York Drivers Pretty Bad in the Past
While researching in the 1934 York newspapers, particularly the back page of the Dispatch where they used to gather all the York lead stories, I’ve noticed that drivers were just as careless then as they are now. A few samples, all from the same page on June 20, 1934 are below.
An effort on the part of F. M. Thompson, 458 West King Street, to save a pair of spectacles from breaking, resulted this morning in the wrecking of two automobiles in front of L. J. Shenk’s Welding works at 363 West King Street.
Thompson was driving his son-in-law’s Whippet sedan west on King Street when he noticed that a pair of glasses, which had been hung on top of the mirror of the car, were about to fall off. He reached for the glasses and as he did so his car ran into an Auburn sedan parked by Clarence R. Hess, 590 Company Street, its owner, in front of Shenk’s shop.
Thompson’s car mounted the running board and fender of the Auburn machine, crushing them, and upset in the street. Thompson escaped injury but both cars were damaged.”
Martin J. Conway…, Coatesville, was injured this morning about 6:30 when his car, parked in front of 361 East Market Street, was sideswiped by an automobile operated by Batista Barralle…., St. Louis Mo. The accident was investigated for the police by Patrolman V. R. Emig, Jr.

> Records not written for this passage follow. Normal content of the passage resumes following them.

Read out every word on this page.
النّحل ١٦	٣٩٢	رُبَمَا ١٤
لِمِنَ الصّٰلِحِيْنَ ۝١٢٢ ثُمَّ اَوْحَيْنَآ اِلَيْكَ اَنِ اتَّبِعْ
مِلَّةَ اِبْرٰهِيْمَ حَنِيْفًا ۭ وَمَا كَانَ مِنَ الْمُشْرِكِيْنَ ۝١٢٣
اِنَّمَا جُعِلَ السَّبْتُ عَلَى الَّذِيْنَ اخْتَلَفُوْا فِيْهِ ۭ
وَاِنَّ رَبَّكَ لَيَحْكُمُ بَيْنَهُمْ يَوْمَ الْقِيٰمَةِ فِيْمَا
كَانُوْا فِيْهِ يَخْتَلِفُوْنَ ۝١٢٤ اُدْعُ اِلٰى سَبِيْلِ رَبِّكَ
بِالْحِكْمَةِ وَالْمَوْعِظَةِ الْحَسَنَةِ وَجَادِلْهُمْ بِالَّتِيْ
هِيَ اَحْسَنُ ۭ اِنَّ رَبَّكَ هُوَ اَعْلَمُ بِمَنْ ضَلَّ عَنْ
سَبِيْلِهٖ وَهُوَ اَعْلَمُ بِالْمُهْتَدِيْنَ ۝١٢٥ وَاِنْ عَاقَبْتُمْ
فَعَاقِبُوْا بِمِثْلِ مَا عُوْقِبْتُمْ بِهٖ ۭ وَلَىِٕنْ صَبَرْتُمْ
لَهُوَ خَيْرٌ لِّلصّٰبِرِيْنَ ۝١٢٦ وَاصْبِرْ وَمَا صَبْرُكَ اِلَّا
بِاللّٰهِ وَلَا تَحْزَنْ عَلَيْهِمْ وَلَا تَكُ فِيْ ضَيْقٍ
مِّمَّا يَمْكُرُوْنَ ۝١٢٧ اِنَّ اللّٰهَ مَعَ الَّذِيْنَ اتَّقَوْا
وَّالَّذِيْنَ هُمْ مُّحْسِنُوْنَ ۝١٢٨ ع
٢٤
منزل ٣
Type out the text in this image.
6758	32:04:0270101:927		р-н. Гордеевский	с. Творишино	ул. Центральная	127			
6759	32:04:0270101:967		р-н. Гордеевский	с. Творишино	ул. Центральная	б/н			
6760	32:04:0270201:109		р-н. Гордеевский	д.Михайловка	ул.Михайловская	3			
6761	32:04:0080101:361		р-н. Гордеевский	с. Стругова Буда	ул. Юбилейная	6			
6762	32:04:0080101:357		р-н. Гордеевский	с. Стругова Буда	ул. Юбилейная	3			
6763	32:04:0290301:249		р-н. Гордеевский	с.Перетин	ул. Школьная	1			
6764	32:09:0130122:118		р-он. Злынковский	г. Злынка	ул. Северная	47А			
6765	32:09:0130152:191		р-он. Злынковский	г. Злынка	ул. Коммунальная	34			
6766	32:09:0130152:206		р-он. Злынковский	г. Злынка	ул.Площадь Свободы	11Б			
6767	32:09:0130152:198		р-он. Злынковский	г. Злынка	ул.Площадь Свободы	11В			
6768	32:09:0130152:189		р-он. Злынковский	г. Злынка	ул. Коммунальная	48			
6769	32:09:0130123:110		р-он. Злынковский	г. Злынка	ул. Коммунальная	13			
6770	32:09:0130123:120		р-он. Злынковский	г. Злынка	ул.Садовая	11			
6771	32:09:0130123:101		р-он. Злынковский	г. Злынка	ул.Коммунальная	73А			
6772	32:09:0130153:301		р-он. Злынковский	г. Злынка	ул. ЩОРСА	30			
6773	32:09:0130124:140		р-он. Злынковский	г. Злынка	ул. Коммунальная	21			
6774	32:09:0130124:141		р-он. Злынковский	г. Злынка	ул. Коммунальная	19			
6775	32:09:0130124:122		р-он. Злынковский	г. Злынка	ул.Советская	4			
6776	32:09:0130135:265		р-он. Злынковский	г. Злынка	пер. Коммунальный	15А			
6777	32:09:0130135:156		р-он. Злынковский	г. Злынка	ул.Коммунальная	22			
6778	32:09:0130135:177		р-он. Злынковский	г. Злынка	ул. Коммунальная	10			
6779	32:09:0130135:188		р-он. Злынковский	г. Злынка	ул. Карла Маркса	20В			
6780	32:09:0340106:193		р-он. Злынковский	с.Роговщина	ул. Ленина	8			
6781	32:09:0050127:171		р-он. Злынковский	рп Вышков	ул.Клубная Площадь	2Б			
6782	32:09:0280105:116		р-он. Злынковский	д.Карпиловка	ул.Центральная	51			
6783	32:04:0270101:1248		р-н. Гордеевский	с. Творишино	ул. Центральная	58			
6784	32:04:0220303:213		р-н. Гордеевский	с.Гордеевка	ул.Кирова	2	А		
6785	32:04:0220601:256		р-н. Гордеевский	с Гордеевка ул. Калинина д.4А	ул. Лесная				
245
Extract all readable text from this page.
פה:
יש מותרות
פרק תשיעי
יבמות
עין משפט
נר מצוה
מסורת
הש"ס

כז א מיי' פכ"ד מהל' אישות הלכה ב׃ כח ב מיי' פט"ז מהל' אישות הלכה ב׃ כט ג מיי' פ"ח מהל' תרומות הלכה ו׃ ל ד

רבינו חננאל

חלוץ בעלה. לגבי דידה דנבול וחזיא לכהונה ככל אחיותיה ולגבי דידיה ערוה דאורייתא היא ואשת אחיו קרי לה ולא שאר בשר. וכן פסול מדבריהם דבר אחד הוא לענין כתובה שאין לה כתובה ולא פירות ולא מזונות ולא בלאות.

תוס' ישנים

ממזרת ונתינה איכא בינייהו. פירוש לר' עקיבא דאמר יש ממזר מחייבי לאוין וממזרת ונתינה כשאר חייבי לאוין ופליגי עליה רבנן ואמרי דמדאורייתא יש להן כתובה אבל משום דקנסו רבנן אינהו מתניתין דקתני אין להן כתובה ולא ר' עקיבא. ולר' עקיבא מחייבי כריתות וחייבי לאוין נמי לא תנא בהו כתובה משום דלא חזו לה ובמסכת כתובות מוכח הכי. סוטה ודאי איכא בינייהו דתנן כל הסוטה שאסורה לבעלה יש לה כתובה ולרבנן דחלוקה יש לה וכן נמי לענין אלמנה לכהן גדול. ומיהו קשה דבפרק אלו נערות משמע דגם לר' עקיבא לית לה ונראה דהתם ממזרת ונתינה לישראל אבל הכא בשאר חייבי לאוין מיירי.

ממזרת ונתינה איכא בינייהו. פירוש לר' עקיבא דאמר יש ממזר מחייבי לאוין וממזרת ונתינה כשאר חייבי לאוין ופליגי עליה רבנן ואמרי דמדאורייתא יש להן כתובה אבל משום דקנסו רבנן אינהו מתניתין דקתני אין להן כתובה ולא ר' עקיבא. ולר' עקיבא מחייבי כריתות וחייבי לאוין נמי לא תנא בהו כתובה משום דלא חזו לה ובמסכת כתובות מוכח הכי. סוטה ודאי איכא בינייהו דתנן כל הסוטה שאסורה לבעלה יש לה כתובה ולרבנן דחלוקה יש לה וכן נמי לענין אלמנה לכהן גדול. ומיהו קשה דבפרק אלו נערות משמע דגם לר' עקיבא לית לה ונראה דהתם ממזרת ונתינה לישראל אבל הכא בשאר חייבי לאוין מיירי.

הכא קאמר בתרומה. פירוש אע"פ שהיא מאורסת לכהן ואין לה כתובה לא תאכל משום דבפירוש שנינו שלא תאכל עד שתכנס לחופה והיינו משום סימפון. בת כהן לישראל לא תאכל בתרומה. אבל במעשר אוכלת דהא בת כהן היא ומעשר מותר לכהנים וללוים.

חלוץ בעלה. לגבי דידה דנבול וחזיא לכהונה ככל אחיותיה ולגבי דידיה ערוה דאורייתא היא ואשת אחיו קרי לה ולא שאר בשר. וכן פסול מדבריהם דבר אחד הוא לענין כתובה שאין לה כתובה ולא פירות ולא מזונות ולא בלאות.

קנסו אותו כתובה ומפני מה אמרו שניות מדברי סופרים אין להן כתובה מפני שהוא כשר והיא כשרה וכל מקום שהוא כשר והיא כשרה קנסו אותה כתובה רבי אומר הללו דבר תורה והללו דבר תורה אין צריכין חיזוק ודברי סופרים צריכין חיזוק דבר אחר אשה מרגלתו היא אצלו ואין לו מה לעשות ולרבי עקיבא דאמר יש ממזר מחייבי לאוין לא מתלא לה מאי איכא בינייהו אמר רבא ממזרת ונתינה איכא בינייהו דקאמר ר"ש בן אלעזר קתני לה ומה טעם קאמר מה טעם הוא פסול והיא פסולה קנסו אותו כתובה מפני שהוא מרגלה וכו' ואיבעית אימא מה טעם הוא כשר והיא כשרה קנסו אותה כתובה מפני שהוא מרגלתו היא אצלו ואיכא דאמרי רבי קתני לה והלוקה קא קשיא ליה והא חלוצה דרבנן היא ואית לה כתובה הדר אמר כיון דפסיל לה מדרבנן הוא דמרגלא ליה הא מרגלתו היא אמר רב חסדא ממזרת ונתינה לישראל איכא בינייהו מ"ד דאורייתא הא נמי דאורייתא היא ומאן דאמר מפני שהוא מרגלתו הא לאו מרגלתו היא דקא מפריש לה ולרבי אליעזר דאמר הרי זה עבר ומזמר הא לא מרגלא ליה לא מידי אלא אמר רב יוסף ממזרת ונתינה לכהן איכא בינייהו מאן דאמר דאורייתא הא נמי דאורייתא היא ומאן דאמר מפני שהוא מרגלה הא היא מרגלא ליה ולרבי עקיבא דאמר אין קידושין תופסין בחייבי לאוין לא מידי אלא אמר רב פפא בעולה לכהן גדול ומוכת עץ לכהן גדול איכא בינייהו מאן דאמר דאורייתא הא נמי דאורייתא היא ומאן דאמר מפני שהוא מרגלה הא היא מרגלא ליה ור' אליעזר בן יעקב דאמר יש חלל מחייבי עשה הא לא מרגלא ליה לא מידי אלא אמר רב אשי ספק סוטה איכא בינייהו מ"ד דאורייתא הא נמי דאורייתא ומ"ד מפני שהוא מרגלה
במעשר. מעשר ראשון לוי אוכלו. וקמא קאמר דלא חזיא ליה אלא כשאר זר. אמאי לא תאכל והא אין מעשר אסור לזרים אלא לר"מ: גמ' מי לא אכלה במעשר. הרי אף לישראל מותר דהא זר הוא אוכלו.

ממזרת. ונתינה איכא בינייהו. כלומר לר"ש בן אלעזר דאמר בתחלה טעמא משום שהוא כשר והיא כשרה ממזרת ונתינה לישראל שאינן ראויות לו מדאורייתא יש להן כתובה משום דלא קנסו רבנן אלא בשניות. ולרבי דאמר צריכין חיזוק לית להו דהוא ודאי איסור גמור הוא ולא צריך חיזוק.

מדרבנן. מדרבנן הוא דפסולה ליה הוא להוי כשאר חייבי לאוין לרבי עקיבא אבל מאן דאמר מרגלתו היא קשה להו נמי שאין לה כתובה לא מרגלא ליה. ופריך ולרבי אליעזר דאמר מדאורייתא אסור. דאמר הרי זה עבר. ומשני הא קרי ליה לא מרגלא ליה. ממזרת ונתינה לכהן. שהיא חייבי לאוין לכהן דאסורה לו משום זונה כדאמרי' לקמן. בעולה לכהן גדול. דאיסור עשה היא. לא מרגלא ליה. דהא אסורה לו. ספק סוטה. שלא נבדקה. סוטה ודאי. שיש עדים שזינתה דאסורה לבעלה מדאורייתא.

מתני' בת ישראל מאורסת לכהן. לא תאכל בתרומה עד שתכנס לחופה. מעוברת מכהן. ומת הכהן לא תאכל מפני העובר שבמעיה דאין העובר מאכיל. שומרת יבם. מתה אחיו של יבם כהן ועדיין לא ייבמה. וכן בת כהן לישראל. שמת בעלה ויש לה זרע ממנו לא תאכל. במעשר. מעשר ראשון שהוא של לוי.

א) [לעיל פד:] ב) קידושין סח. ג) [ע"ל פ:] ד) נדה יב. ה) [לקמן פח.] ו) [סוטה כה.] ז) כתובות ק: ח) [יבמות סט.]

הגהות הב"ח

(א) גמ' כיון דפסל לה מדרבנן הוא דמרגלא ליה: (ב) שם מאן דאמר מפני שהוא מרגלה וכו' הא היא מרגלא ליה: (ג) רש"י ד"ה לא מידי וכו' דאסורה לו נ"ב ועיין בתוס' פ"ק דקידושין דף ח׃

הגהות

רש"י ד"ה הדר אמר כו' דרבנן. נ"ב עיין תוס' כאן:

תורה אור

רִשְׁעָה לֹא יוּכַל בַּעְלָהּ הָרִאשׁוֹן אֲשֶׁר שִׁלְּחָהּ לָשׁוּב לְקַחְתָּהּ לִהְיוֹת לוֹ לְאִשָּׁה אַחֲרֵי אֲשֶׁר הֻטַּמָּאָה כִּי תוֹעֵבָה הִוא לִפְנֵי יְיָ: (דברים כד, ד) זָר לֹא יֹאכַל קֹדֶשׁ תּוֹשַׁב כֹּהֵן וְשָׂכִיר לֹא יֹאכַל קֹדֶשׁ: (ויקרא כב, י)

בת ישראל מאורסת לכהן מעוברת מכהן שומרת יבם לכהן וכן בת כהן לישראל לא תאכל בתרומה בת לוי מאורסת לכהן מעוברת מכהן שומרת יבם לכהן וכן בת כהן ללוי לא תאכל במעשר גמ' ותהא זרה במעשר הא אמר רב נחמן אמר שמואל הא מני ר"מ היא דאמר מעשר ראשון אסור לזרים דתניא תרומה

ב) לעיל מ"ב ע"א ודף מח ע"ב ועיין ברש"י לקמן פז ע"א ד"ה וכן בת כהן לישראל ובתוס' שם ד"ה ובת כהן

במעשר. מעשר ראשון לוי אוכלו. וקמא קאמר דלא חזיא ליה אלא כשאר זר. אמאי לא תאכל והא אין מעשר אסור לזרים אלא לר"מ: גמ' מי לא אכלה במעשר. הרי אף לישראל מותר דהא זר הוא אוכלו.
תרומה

Conway’s car was parked on the south side of the street and he was standing upon the left running board, with the door of the car open. Barralle’s car came along, traveling east, and sideswiped Conway’s car, damaging the left side of it and throwing Conway to the street. Conway was taken to the office of Dr. R. L. Ellis on East Market Street and was treated for bruised legs and a sprained back.
Conway went before Alderman J. Ralph Gove and made information against Barralle charging assault and battery. The warrant was served upon Baralle at police headquarters.”
Two motor vehicles were damaged and the operator of one of them was injured in a collision which occurred at 11 o’clock this morning at the intersection of Pine and King Streets. The injured man is John Givens, Red Lion, who received body bruises and an injured right leg when he was thrown from a Chevrolet coach he was driving as it collided with a Chevrolet truck owned by Clair Hursh, 541 Prospect Street, and operated by Loyal Strickler, 971 East King Street.
The two operators were escorted to police headquarters by Patrolmen Hollinger and Hose and there made a report of the accident.
Givens was driving his car on Pine Street. Strickler, operating the truck, was traveling west on King Street. He said he looked at the signal lamps a short distance from the crossing and saw tht they were green, and he proceeded. When he arrived in the intersection, however, the lights had changed to red and Givens’ car was also in the intersection. Strickler said his view of the intersection was obstructed by a U.S. mail truck which was parked on the cross walk.
The right rear wheel of Givens’ car was torn off and it was otherwise badly damaged.”
Sadly, there were also a lot of drunken driving stories in 1934, but as you can see above, distractions and carelessness played their parts. And these people didn’t even have cell phones.
To top off the year–there was the incident in December, 1934 where a probably stolen Pierce Arrow occupied by 14 people collided with a police car at Pershing and College Avenues.